Stock Index Chart Patterns – S&P 500 and FTSE 100 – Apr 08, ‘11

S&P 500 Index Chart


The 1340 level proved to be a strong resistance during the past week for the S&P 500 index chart. It failed to test the Feb ‘11 top of 1344, consolidated sideways, and closed the week marginally lower. Hesitation near a previous top was expected.

The technical indicators are showing signs of fatigue. The MACD is positive and above its signal line, but is turning down. The RSI rose quickly into the overbought zone, but has started correcting. The slow stochastic is still in its overbought zone, and hinting at a correction. Further consolidation, and may be another drop towards the rising 50 day EMA is possible.

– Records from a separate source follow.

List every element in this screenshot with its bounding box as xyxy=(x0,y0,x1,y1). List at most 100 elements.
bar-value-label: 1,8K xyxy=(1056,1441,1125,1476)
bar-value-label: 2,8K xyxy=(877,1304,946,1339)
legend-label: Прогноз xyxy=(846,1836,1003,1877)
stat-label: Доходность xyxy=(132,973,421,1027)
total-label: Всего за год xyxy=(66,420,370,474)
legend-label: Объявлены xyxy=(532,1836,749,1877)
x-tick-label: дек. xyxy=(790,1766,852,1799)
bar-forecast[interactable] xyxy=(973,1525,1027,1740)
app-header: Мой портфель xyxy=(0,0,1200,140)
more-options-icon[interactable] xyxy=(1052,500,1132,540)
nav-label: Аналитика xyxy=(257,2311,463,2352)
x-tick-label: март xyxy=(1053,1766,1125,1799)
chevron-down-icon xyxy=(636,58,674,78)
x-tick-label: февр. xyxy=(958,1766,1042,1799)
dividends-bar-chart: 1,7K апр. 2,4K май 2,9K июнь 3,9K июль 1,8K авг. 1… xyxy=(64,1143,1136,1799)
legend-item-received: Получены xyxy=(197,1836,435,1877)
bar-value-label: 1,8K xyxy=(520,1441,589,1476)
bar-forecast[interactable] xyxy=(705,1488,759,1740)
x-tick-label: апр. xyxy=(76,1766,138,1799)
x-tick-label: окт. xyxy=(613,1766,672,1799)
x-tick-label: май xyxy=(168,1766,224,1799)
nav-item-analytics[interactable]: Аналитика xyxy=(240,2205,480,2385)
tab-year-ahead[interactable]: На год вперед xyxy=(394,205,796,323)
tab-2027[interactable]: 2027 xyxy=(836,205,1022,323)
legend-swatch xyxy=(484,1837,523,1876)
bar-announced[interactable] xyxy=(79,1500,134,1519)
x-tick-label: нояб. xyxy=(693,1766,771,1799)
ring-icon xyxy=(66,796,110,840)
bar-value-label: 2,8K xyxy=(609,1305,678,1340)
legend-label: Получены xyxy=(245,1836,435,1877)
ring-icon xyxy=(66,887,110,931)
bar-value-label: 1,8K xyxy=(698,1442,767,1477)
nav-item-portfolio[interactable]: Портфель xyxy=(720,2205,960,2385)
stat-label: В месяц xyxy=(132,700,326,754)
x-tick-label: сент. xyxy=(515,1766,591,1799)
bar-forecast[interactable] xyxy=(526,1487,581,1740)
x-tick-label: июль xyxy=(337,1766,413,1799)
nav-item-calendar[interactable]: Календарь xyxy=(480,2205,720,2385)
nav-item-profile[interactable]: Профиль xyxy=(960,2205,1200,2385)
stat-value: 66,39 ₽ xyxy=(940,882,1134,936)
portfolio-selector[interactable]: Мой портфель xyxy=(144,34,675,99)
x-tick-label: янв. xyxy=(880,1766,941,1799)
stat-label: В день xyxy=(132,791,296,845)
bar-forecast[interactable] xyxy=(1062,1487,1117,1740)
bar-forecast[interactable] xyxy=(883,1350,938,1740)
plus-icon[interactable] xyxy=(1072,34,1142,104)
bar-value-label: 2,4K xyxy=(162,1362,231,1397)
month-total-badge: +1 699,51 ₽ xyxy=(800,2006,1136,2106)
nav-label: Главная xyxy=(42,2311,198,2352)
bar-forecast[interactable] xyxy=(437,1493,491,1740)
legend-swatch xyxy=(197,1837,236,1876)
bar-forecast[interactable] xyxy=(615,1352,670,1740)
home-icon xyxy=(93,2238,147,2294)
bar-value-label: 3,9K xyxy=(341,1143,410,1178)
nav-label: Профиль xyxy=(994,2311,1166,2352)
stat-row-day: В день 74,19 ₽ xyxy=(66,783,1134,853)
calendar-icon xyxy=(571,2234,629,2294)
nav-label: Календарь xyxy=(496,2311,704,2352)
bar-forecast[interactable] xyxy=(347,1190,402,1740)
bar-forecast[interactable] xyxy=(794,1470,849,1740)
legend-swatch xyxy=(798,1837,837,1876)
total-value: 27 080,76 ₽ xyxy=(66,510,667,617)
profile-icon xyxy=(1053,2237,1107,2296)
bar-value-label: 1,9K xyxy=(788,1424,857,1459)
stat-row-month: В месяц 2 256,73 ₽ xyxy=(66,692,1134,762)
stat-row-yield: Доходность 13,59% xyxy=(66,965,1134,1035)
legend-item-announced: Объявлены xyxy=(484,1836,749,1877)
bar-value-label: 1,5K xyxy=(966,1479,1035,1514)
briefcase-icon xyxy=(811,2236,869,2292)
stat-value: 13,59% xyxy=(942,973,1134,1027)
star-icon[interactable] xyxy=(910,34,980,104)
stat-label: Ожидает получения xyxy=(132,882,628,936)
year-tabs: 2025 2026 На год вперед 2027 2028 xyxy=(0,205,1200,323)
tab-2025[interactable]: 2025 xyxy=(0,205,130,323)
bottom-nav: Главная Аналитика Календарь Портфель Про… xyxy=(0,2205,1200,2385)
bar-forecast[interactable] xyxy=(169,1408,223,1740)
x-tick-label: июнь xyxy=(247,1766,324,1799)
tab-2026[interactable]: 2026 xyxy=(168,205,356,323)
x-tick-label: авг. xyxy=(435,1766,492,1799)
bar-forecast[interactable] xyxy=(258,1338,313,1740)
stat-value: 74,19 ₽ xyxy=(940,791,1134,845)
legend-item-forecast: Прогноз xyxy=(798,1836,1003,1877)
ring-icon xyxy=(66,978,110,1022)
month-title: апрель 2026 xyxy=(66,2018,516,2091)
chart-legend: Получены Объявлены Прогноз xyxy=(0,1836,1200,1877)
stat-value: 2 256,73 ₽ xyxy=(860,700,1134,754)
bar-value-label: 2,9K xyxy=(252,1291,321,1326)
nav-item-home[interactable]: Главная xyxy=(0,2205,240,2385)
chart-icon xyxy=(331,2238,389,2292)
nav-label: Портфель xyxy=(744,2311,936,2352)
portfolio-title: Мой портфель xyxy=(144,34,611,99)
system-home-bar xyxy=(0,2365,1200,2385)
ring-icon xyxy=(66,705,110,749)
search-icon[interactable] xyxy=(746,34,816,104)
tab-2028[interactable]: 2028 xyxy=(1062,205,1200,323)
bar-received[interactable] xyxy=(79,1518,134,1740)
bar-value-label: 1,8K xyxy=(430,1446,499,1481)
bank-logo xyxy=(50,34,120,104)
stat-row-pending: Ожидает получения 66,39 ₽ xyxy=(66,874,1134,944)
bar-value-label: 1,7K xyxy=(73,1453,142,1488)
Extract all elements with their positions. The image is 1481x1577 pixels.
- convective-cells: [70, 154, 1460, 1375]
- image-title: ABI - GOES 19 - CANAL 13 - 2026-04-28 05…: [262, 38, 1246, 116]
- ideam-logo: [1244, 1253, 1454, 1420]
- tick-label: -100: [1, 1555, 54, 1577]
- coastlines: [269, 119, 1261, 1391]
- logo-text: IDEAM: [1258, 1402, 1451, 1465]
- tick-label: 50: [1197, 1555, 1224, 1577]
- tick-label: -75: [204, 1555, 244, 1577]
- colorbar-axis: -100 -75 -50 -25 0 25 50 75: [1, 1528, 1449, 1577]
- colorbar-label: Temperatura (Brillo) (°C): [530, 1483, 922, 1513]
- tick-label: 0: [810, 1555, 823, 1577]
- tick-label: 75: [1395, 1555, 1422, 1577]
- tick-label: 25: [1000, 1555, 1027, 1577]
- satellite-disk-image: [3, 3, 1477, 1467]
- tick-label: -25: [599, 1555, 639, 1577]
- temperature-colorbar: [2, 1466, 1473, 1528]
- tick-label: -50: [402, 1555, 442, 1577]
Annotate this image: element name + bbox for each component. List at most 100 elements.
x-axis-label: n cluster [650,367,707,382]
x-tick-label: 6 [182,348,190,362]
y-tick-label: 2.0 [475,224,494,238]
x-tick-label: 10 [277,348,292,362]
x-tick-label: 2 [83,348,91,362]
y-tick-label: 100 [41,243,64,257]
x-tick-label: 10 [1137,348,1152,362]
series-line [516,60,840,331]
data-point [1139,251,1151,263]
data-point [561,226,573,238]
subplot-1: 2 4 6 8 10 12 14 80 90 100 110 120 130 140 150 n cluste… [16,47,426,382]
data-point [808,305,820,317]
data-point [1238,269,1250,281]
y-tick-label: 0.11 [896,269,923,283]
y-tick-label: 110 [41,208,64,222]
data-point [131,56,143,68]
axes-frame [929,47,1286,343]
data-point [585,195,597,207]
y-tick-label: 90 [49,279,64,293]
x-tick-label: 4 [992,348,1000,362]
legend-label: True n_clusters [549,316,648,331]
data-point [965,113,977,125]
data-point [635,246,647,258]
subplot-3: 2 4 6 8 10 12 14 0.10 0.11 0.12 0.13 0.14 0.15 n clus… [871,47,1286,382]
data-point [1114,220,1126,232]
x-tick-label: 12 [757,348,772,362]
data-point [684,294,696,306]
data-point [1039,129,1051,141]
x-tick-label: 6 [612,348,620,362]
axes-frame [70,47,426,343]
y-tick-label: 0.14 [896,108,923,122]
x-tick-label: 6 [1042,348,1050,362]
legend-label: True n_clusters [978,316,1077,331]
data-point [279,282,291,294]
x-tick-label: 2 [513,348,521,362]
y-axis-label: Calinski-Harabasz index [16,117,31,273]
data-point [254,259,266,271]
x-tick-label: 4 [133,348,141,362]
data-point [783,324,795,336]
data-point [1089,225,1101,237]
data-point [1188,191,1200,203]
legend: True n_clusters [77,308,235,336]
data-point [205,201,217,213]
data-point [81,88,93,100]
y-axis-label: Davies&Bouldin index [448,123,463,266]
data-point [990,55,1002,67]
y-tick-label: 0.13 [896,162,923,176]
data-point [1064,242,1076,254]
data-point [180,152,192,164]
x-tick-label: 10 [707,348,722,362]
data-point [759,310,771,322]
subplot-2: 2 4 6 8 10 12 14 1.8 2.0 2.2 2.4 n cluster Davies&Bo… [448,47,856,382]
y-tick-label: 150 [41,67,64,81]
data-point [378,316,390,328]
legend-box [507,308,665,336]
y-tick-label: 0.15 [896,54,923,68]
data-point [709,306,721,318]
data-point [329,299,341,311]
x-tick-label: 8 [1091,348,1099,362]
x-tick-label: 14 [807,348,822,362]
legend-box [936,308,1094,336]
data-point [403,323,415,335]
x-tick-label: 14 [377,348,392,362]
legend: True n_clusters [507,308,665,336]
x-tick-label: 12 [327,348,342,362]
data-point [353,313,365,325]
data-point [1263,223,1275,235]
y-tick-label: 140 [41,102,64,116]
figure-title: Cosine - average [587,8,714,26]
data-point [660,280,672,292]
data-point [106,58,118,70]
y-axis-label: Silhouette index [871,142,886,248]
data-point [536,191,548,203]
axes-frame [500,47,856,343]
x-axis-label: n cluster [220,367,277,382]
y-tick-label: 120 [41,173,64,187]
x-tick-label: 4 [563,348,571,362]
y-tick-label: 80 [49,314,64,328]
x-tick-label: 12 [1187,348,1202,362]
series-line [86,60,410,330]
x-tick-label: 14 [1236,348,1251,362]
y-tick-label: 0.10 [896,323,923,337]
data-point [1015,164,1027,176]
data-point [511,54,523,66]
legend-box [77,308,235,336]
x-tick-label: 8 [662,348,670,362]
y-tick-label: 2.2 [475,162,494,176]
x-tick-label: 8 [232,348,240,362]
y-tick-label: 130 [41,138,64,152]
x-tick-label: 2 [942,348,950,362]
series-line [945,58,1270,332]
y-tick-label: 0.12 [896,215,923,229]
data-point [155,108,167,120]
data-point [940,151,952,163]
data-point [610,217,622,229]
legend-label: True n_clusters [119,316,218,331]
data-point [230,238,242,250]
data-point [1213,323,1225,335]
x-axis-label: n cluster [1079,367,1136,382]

Employment growth remains weak, probably due to rising productivity and profits in corporate America. Why hire, when the existing employees are working harder! As per this article, consumer sentiment is directly correlated with job growth. The question is: What will happen when QE2 is withdrawn? Will the economy start contracting? More importantly for equity investors, will the markets crash?

FTSE 100 Index Chart


The bull rally in the FTSE 100 index chart crossed an important hurdle by closing above the Mar ‘11 top of 6052, with another weekly gain. Friday’s higher close was on lower volumes. The Feb ‘11 top of 6106 needs to be conquered before the bulls can regain complete control. Note that the Bollinger Bands are widening – a sign of increasing price volatility.

The technical indicators are looking overbought. The MACD is above its signal line and rising in positive territory. The RSI is inside its overbought zone, where it doesn’t like to spend much time. The slow stochastic seems well entrenched in its overbought zone. A bit of correction or consolidation may provide the impetus to the bulls to take the index to a new high.

Bottomline? The chart patterns of the S&P 500 and FTSE 100 indices are facing some technical headwinds. A correction or consolidation is likely. Both indices are in bull markets, so stay invested and buy the dips.